Several people have responded to my post on static typing and readability, and mostly they have missed what I actually said. I'll try again:

Thanks to the success of Rails, Seaside, Grails, and others, many developers are considering dynamic languages for the first time, or in a new light. These developers are often concerned that without static typing, their code will be unreadable. There are good reasons for static typing, but this is not one of them. Languages do not write readable code, programmers do. Good programmers can write readable code with static or dynamic typing, with "good" or "bad" frameworks.

In order to make this clear, I demonstrated some common decisions that make statically typed code less readable, despite the presence of type information. I also demonstrated some readable code without type information.

To the commenter feedback: Kabir refers me to Haskell and OCaml. Good languages, but not the point. I am not trying to prove that all static languages are bureaucratic. My issue is the assumption that dynamic language code is unreadable with type information.

Robert points out that I am comparing programming idioms, not languages. True. Robert, I completely agree with everything you have to say.

ocean thinks that my example is outdated and the argument therefore should not be taken seriously. I am glad you find the code outdated--I do too, and I said so in the original post. When we wrote R4JD, we wanted to pick examples that every Java developer would recognize. I have traveled the country asking Java developers what frameworks they use, and even today my anecdotal best guess is that over 60% are on Struts 1.x.
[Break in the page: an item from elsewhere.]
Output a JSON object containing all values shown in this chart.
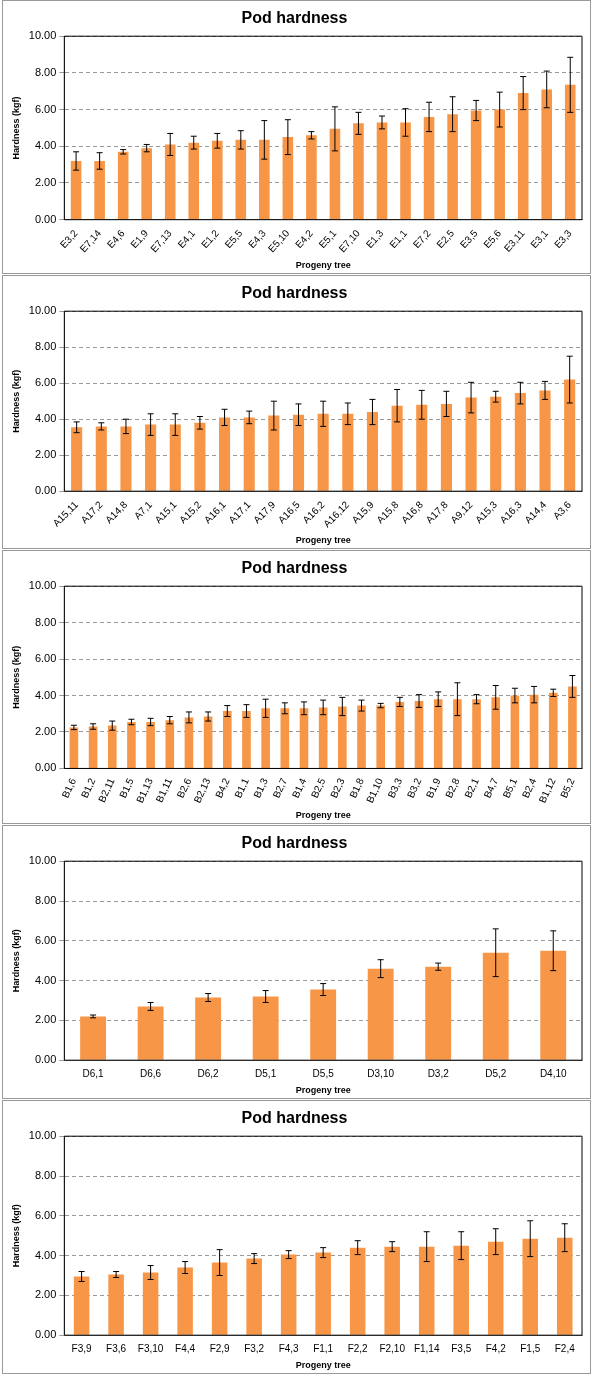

Norman, Slava, and Hani think I am comparing Java and Ruby, and announcing Ruby the winner. I certainly didn't say anything like that here. I have compared Ruby and Java web development before, and you can read the reviews to see if readers found the comparison fair and helpful.

Bob Lee: thanks for the on-topic comment. Bob's concerns about dynamic typing and maintainability need to be addressed more fully than I have time for here. But let me start by saying that not all code is a reusable API. And wouldn't Groovy give you what you want?